Book Review – Of Sea and Shadow by Will Wight

Of Sea and Shadow by Will Wight

Of Sea and Shadow by Will Wight

The blurb reads:

The Guild of Navigators has ruled the Aion Sea for centuries, using their fleet of mystical ships to collect trade for the Aurelian Empire.

Now the Emperor is dead.

For Calder Marten, Captain of The Testament, the Emperor’s death is not an end, but an opportunity. He and his crew seek the legendary Heart of Nakothi, an artifact that could raise a second Emperor…and earn Calder a fortune.

But they’re not the only ones who want the Heart.

The Consultant’s Guild, an ancient order of spies and assassins, will stop at nothing to keep the world in chaos. They seek to destroy the Heart, and prevent the world from uniting under a single Emperor ever again.

On the seas, a man works to restore the dying Empire.

In the shadows, a woman seeks to destroy it.

In this series the author is doing something interesting – there is a complementary companion trilogy so that each book is effectively written twice, once each from the point of view of the main characters.  This book is from Calder’s point of view and the book Of Shadow and Sea tells the simultaneous story of the same events from the point of view of Shera, who is a minor character in this book.  It’s obviously kind of a stunt, but I find myself really looking forward to reading this book’s doppelganger.

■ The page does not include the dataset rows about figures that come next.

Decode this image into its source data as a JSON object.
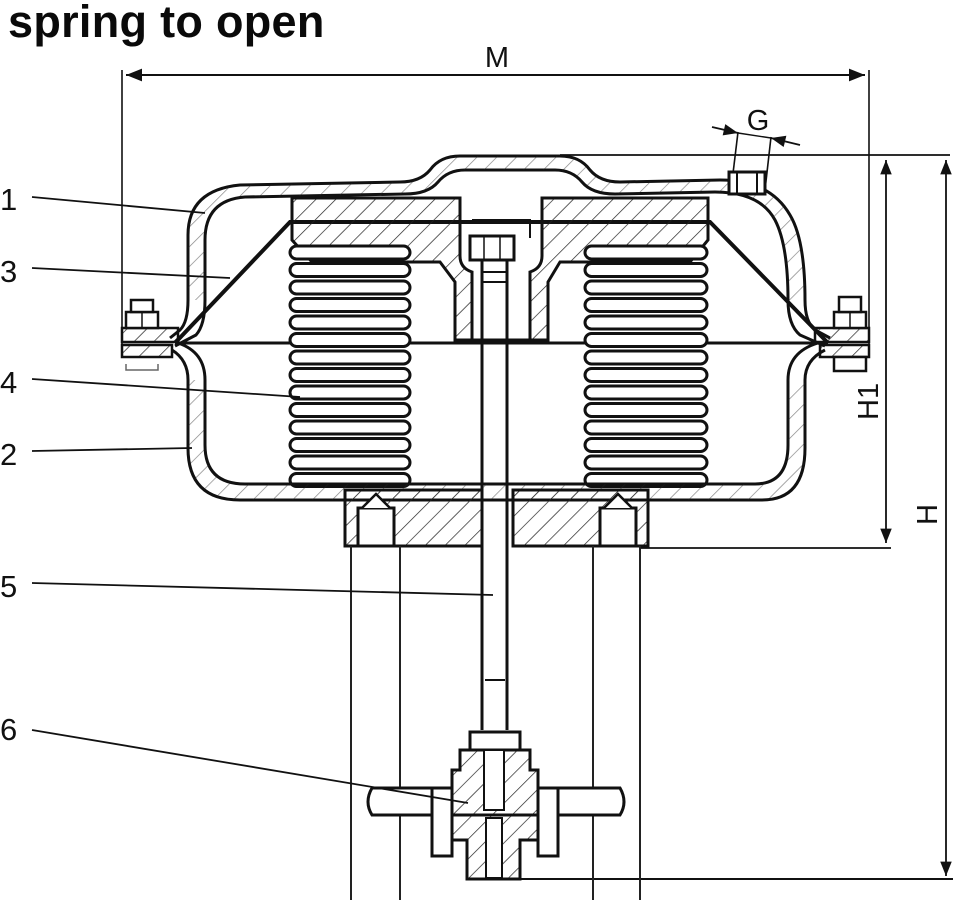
{
  "title": "spring to open",
  "dimensions": {
    "overall_width": "M",
    "connection": "G",
    "height_to_yoke": "H1",
    "overall_height": "H"
  },
  "part_labels": [
    {
      "number": "1",
      "part": "upper-diaphragm-housing"
    },
    {
      "number": "3",
      "part": "diaphragm"
    },
    {
      "number": "4",
      "part": "spring"
    },
    {
      "number": "2",
      "part": "lower-diaphragm-housing"
    },
    {
      "number": "5",
      "part": "actuator-stem"
    },
    {
      "number": "6",
      "part": "stem-coupling"
    }
  ],
  "colors": {
    "ink": "#111111",
    "paper": "#ffffff"
  }
}
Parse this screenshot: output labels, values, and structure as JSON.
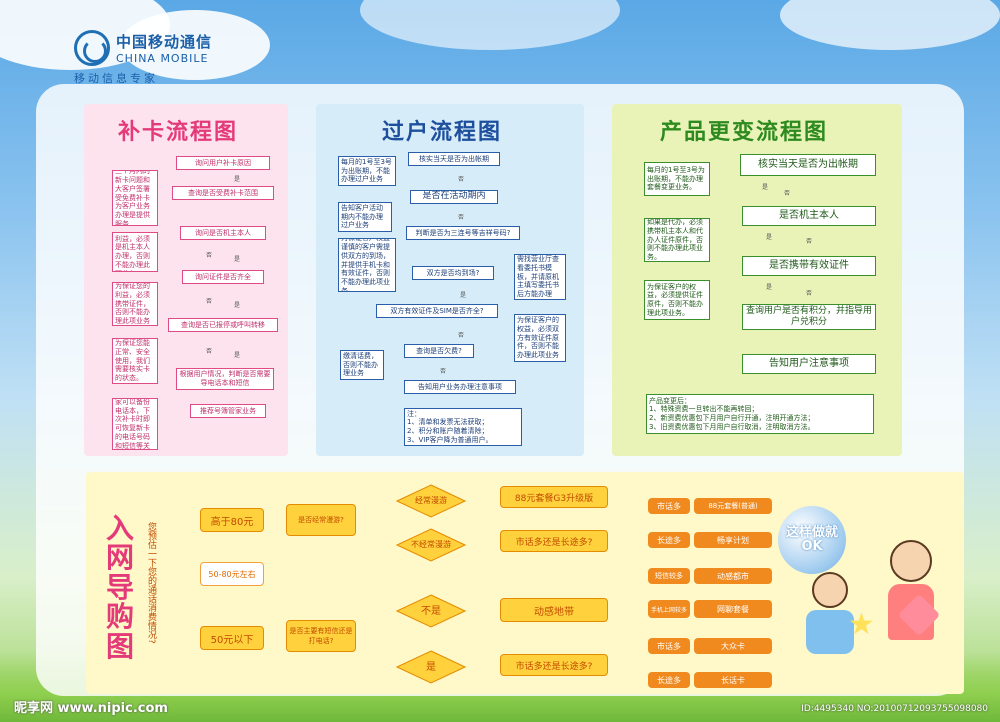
{
  "brand": {
    "cn": "中国移动通信",
    "en": "CHINA MOBILE",
    "slogan": "移动信息专家"
  },
  "colors": {
    "pink": "#e04b86",
    "blue": "#2b5ea8",
    "green": "#3a8f2c",
    "orange": "#f08a1e"
  },
  "card": {
    "title": "补卡流程图",
    "steps": [
      "询问用户补卡原因",
      "查询是否受费补卡范围",
      "询问是否机主本人",
      "询问证件是否齐全",
      "查询是否已报停或呼叫转移",
      "根据用户情况，判断是否需要导电话本和短信",
      "推荐号簿管家业务"
    ],
    "notes": [
      "三个月内的新卡问题和大客户签署受免费补卡为客户业务办理是提供服务",
      "为保证您的利益，必须是机主本人办理，否则不能办理此项业务",
      "为保证您的利益，必须携带证件，否则不能办理此项业务",
      "为保证您能正常、安全使用，我们需要核实卡的状态。",
      "开通号簿管家可以备份电话本，下次补卡时即可恢复新卡的电话号码和短信等关联"
    ],
    "yes": "是",
    "no": "否"
  },
  "transfer": {
    "title": "过户流程图",
    "steps": [
      "核实当天是否为出帐期",
      "是否在活动期内",
      "判断是否为三连号等吉祥号码?",
      "双方是否均到场?",
      "双方有效证件及SIM是否齐全?",
      "查询是否欠费?",
      "告知用户业务办理注意事项"
    ],
    "notes": [
      "每月的1号至3号为出账期，不能办理过户业务",
      "告知客户活动期内不能办理过户业务",
      "为保证客户权益谨慎的客户需提供双方的到场，并提供手机卡和有效证件，否则不能办理此项业务",
      "需找营业厅查看委托书模板，并请原机主填写委托书后方能办理",
      "为保证客户的权益，必须双方有效证件原件，否则不能办理此项业务",
      "缴清话费，否则不能办理业务"
    ],
    "final": "注：\n1、清单和发票无法获取；\n2、积分和账户随着清除；\n3、VIP客户降为普通用户。",
    "yes": "是",
    "no": "否"
  },
  "product": {
    "title": "产品更变流程图",
    "steps": [
      "核实当天是否为出帐期",
      "是否机主本人",
      "是否携带有效证件",
      "查询用户是否有积分，并指导用户兑积分",
      "告知用户注意事项"
    ],
    "notes": [
      "每月的1号至3号为出账期，不能办理套餐变更业务。",
      "如果是代办，必须携带机主本人和代办人证件原件，否则不能办理此项业务。",
      "为保证客户的权益，必须提供证件原件，否则不能办理此项业务。"
    ],
    "final": "产品变更后：\n1、特殊资费一旦转出不能再转回；\n2、新资费优惠包下月用户自行开通，注明开通方法；\n3、旧资费优惠包下月用户自行取消，注明取消方法。",
    "yes": "是",
    "no": "否"
  },
  "guide": {
    "title": "入网导购图",
    "ask": "您预估一下您的通话消费情况?",
    "tiers": [
      "高于80元",
      "50-80元左右",
      "50元以下"
    ],
    "q1": "是否经常漫游?",
    "q2": "是否主要有短信还是打电话?",
    "d1": "经常漫游",
    "d2": "不经常漫游",
    "d3": "不是",
    "d4": "是",
    "r1": "88元套餐G3升级版",
    "r2": "市话多还是长途多?",
    "r3": "动感地带",
    "r4": "市话多还是长途多?",
    "leaf": [
      {
        "tag": "市话多",
        "val": "88元套餐(普通)"
      },
      {
        "tag": "长途多",
        "val": "畅享计划"
      },
      {
        "tag": "短信较多",
        "val": "动感都市"
      },
      {
        "tag": "手机上网较多",
        "val": "网聊套餐"
      },
      {
        "tag": "市话多",
        "val": "大众卡"
      },
      {
        "tag": "长途多",
        "val": "长话卡"
      }
    ],
    "balloon": "这样做就OK"
  },
  "footer": {
    "watermark": "昵享网 www.nipic.com",
    "id": "ID:4495340 NO:20100712093755098080"
  }
}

I read this book through the Kindle Owners’ Lending Library, and I expect those books to be lower quality than ones that I’ve directly paid for.  This is generally true, but I’ve read some impressive exceptions.  In the past I’ve read The Traveler’s Gate Trilogy by this author through the Kindle Owners’ Lending Library and it had some very good parts let down in places by poor writing.  My impression of this book is much the same – there were parts at the beginning of the book that were a bit cringeworthy but the world building is really interesting and the interleaved flashback chapters were well done.

I have some issues with the end of the book.  It’s open-ended, which isn’t really surprising in the first book of a trilogy and didn’t annoy me much.  But on the other hand one of the things that happens at the end of the book is pretty far fetched considering the personalities the author has described being involved.